M. Gero: J'avoue que je n'ai pas regardé les statistiques depuis une semaine ou deux, et je ne suis donc pas tellement au courant.
Le président: Très bien.
[Français]
M. Bergeron: Il y a un certain nombre de choses. D'abord, vous me permettrez, dans un premier temps, de vous exprimer ma surprise, bien que je m'en réjouisse, à voir mes collègues du parti ministériel se rendre compte aujourd'hui que les accords de l'Uruguay Round et l'adoption de la loi permettant la mise en oeuvre des accords de l'Uruguay Round aux États-Unis et au Canada ont permis aux États-Unis de resserrer les mesures antidumping, alors que c'est ce que nous avions défendu lors du débat sur le projet de loi C-57. Nous avions proposé un amendement visant à faire en sorte que nous puissions également resserrer nos propres mesures ici, au Canada, et cet amendement avait été défait par le parti ministériel. Donc, je suis surpris, mais je me réjouis du fait qu'on voie finalement aujourd'hui la valeur du travail que nous avions fait à ce moment-là.

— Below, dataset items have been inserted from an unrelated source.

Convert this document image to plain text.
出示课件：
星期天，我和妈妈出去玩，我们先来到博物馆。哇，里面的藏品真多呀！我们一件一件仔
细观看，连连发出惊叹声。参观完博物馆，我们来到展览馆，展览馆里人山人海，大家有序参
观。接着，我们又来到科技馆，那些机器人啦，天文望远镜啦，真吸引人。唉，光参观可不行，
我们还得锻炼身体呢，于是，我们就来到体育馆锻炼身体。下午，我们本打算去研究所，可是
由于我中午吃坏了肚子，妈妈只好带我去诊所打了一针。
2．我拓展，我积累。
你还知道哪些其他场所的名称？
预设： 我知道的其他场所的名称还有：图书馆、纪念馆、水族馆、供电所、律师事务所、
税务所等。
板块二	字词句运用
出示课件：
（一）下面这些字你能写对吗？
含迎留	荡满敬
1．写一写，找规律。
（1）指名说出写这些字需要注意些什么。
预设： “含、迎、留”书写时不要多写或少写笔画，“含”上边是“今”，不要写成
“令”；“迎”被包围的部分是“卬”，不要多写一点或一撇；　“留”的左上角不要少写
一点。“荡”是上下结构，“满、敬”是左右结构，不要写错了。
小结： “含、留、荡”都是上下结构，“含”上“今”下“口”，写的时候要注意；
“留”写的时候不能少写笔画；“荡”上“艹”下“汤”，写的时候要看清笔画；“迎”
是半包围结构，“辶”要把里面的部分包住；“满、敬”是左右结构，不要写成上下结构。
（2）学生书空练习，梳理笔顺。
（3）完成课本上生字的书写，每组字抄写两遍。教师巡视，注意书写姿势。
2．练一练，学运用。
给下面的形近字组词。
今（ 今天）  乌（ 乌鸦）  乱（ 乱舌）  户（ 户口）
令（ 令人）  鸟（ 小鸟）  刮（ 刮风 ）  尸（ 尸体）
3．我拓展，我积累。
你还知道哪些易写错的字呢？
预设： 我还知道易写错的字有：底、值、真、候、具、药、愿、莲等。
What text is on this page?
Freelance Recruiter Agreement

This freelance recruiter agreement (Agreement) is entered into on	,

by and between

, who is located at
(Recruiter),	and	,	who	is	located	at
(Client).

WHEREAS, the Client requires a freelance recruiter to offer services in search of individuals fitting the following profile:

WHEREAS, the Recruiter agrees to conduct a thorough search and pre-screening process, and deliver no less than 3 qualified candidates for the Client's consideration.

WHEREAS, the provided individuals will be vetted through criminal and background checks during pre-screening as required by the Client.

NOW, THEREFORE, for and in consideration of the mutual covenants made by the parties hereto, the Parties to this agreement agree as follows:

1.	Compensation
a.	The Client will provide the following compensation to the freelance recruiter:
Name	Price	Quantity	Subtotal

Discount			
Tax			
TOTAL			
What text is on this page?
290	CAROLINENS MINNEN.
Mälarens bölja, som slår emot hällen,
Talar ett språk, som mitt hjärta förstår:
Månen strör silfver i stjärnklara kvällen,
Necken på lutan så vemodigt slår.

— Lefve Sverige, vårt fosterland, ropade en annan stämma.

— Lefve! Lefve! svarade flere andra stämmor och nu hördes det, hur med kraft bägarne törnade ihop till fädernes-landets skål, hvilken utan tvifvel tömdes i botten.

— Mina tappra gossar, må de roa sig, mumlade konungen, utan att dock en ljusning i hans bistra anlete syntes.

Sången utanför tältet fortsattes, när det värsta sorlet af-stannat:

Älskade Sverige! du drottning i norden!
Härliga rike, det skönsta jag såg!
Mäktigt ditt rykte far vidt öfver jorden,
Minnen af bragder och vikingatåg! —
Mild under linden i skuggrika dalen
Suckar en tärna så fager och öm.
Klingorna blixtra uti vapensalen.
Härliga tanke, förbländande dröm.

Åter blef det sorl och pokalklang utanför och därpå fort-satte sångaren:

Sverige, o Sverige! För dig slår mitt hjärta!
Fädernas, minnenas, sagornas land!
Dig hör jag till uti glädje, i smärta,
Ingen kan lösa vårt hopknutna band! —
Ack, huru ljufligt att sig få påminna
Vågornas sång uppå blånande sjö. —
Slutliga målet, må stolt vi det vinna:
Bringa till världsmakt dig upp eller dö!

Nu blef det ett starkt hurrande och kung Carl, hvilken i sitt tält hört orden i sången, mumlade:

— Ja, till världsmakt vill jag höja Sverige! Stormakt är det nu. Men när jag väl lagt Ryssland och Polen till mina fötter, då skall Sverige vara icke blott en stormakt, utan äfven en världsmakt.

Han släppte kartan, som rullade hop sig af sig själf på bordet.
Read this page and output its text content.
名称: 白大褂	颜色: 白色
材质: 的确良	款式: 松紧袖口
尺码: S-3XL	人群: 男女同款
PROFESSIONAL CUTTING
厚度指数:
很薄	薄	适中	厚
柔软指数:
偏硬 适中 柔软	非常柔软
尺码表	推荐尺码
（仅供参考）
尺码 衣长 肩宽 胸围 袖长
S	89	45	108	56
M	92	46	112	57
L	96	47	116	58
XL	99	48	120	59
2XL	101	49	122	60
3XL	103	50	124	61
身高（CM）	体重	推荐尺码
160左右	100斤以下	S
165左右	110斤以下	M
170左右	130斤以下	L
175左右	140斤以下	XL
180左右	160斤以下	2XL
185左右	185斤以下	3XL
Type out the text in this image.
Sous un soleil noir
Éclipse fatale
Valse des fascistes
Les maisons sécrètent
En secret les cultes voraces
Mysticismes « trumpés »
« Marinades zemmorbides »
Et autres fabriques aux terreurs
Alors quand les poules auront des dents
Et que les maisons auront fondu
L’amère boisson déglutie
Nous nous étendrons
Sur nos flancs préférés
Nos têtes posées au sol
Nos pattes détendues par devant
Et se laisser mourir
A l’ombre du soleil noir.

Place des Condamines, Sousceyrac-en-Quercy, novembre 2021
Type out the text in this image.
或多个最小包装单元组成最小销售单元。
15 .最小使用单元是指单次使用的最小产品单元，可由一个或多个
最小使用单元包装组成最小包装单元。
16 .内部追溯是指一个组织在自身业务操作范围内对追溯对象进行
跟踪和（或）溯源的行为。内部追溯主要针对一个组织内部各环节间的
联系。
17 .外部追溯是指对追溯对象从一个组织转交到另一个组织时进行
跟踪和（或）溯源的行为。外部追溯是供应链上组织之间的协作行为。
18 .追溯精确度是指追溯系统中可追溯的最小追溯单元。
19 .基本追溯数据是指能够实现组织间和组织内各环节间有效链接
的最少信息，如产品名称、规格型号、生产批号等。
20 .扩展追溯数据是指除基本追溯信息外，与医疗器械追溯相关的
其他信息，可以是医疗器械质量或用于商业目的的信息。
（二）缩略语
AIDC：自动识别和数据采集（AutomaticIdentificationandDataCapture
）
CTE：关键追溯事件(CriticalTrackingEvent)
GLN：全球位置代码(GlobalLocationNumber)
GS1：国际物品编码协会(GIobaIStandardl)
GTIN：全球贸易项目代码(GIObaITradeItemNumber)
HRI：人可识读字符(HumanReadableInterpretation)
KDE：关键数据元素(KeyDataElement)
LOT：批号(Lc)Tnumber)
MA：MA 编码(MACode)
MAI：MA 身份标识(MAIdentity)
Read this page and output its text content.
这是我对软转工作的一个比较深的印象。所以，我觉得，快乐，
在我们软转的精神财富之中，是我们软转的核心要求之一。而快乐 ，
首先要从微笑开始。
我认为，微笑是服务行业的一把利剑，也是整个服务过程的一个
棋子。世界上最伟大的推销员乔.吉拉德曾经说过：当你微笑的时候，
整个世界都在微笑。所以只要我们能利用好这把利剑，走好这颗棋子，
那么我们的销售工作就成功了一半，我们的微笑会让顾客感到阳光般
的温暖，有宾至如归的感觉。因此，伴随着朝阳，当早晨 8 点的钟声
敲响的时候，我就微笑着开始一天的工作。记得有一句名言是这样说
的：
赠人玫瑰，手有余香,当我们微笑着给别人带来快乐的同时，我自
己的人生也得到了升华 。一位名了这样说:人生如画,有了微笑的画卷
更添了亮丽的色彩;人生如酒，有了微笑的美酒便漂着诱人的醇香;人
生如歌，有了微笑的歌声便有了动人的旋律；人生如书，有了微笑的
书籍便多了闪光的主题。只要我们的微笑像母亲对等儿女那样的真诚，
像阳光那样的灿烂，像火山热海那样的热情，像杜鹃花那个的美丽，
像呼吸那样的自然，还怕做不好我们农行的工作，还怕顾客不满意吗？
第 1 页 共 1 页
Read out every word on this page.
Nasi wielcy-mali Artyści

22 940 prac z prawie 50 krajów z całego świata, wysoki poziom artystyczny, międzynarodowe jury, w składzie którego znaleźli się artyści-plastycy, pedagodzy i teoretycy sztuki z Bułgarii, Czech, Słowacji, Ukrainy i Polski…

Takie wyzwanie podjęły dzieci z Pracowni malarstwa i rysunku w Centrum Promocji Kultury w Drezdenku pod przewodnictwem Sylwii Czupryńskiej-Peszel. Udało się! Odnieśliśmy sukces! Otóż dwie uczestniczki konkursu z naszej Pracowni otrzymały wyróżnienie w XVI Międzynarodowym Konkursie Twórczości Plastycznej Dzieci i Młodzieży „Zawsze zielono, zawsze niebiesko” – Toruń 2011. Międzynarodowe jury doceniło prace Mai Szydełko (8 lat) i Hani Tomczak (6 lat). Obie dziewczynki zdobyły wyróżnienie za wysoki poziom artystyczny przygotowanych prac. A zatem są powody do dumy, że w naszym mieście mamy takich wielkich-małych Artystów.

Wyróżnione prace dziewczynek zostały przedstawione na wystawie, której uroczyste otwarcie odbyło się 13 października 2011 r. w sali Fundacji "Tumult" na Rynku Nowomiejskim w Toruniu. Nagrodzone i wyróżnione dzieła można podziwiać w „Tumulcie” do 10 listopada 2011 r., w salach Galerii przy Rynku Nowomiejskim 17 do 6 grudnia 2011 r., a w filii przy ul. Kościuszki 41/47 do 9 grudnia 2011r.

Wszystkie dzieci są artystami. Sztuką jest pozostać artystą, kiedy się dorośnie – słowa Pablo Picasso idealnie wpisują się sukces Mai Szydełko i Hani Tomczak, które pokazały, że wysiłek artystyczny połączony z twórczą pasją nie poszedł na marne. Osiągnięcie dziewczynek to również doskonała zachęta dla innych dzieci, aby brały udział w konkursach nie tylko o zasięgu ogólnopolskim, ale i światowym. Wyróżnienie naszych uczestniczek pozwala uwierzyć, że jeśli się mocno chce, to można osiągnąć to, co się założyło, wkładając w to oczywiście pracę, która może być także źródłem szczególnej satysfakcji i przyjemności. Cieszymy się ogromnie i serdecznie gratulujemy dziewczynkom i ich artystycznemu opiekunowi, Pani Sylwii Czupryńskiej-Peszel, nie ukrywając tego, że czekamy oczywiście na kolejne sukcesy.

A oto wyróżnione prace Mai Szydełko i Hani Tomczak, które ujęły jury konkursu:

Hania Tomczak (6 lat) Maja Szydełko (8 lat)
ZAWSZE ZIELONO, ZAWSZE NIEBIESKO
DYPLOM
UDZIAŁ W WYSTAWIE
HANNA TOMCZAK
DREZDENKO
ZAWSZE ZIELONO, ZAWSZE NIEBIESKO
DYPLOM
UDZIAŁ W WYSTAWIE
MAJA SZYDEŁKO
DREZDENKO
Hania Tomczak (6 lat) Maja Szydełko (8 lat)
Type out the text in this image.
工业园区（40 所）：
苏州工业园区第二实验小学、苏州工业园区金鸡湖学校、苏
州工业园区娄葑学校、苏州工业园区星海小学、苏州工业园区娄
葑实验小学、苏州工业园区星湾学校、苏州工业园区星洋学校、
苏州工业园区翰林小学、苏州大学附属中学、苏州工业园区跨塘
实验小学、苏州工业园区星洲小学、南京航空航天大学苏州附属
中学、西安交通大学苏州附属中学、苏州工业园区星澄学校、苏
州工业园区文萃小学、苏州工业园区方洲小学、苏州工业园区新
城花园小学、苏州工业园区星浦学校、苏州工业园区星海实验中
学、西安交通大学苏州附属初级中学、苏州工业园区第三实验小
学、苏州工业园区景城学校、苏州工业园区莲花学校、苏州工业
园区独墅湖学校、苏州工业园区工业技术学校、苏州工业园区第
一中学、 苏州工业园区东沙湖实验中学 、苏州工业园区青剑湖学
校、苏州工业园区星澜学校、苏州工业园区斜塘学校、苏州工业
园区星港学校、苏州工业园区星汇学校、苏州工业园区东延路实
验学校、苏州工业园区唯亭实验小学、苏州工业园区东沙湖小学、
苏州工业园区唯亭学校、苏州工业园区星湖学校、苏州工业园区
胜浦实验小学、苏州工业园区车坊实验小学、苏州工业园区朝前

Cela dit, je me réjouis également du fait que M. Gero nous dise que nous aurons une entente d'ici la fin de décembre. Je dois vous dire qu'avant d'arriver ici, j'étais plutôt pessimiste, mais vous nous avez dit qu'il y aura une entente. Je m'en réjouis.
Cependant, je ne sais toujours pas pourquoi je devrais croire qu'il y aura entente. En arrivant ici, je ne savais pas pourquoi il y aurait entente, et vous me dites qu'il y aura entente. Je ne sais toujours pas pourquoi il y aura entente, parce que vous avez toujours été vague quant aux ouvertures manifestées par les États-Unis jusqu'à présent dans les négociations au niveau des deux groupes de travail.
Entre le fait de définir les paramètres de la négociation et celui de nous livrer le contenu exact de l'entente globale qui sera conclue entre les trois pays, il y a une marge. Je ne vous demande pas de nous révéler les détails de l'entente globale qui sera conclue entre les trois pays. Ce n'était pas là l'objet de ma question. Ma question est celle-ci. Qu'est-ce qui vous fait croire à ce stade-ci qu'il y aura effectivement une entente? Quelles sont les ouvertures manifestées par les États-Unis?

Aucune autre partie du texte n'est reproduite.